Les dernières lueurs du jour éclairaient la crête du dernier vallon que nous venions de dépasser. Nous descendions une cuvette qui remontait un peu plus loin sur une haute colline qui dominait tous les alentours. Une forteresse était accrochée à la hauteur, munie d’une simple enceinte entourée de cinq échauguettes. Le bastion possédait un mur principal très haut percé de meurtrières de toute part, surmontait par deux grandes tours. Toute la ville s'était développée par des cercles concentriques autour de la place forte. Nous nous dirigions par la route du sud au grand galop vers l'auberge de l'Ours Furieux. J'avais étudié beaucoup de rapport, cet établissement était modeste, son côté pratique avait attiré mon attention. Elle était située au carrefour des deux grandes routes qui reliaient les Océans du Nord et du Sud, le golf de Loresund à l’Ouest et le golf de Visalitin à l’Est.

Lors d'un repas informel avec mon père et ma mère j'avais appris que les royaumes voisins augmentaient les taxes sur les échanges commerciaux pour nous appauvrir. L’objectif du roi Raijin était de nous obliger à terme de nous rallier à cette nouvelle fédération. Nos espions pensaient qu’il s'agissait d'un plan à long terme d'invasion du royaume Lanthia.

Je ne comprenais pas qu’elle serait le bénéfice de cette invasion. Le roi Raijin était impitoyable mais loin d’être fou. Les Lanthians devaient détenir un secret ou une richesse qu’il convoitait. Si on acceptait cet élément, il était logique de ne pas ouvrir un conflit avec le peuple Lanthian sans avoir au préalable neutralisé l’ennemi potentiel dans leur dos.
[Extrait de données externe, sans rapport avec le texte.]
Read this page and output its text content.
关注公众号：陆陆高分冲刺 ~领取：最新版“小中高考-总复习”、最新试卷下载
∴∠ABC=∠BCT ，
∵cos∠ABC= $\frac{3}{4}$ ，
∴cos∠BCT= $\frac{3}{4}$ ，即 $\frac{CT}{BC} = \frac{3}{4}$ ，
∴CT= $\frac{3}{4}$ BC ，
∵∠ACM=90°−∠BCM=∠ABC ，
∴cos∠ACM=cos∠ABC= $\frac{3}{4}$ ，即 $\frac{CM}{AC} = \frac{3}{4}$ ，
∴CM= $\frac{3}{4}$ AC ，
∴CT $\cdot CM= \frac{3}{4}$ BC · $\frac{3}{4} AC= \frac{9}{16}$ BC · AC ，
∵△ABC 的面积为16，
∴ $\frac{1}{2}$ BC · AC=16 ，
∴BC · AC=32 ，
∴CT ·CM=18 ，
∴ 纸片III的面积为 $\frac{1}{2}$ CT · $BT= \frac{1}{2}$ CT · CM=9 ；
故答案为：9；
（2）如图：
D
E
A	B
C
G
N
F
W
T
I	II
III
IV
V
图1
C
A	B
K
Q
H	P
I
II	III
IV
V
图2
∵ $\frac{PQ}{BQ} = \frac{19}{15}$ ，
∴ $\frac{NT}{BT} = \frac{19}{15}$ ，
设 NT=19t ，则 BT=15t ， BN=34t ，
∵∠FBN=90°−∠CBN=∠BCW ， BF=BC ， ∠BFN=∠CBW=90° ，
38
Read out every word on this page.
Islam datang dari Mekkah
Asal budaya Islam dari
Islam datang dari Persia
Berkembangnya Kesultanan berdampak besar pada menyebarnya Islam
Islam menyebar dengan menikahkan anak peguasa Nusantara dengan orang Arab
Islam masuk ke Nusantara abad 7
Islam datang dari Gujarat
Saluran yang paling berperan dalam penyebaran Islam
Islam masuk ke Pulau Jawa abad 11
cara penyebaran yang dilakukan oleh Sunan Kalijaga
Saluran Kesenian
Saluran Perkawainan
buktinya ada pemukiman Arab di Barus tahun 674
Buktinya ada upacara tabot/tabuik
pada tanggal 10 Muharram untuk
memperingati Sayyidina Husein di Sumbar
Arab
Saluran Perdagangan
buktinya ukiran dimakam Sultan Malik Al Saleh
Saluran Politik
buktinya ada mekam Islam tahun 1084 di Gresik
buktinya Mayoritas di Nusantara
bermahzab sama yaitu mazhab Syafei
Notre frontière était lourdement défendue à tous les cols praticables de la chaine d’Irtaya sur près de deux cent cinquante kilomètres de long.

Un long siège ralentirait à coup sûr leur invasion du royaume de Lanthia, leur tactique était de gagner économiquement cette alliance. D'après mon père nous ne pourrions résister longtemps ni à un assaut ni à une guerre commerciale. Les royaumes du centre avaient considérablement augmenté les rangs de leur armée. Je lui avais rappelé l'engagement du Chevalier Protège envers notre peuple. L’absence de nouvelle des Lanthians avait érodé la confiance de nos dirigeants en cette promesse. Ils s'étaient retranché derrière leur frontière mais au contraire de mon père le roi, je croyais à sa parole.

Je me souvenais du Chevalier comme si c’était hier, elle avait beaucoup occupé mes pensées. Elle était de taille moyenne, très jeune, une chevelure blonde attachée en une simple natte, son regard vert clair était rempli d'une extrême gentillesse et d'une douceur des plus agréables. Elle était restée seulement douze jours, je me souvenais aussi des séances d'entraînement avec les plus fines lames du château. Sans aucune once d'agressivité, elle avait défait tout le monde aux sabres, en remportant au mépris de la logique, les combats aux glaives et aux boucliers. Elle était de carrure frêle ce qui paraissait très handicapant pour bloquer les coups puissant des boucliers, mais elle était incroyablement rapide et son sens de l’anticipation était inimaginable. Elle remportait tous les combats. A l’arc elle confirma la réputation de son peuple dans la suprématie de cet art

Au cours de ses douze jours, elle passa la majeure partie de son temps avec moi. J’avais même assisté à des parties de Jeu des rois et de jeu Go avec le vieux roi qui durait une bonne partie de la nuit. Ces affrontements tactiques avaient décidé notre souverain de lui donner sa confiance.

J'avais beaucoup poussé mes études en stratégie pour compenser ma faiblesse dans la magie de notre peuple, j’avais essayé de convaincre le roi que j'étais la personne idéale pour cette mission. J’étais un pion sacrifiable, car je ne monterais jamais sur le trône, ma clairvoyance sur ma propre place au sein de notre peuple avait décidé mon père à accepter.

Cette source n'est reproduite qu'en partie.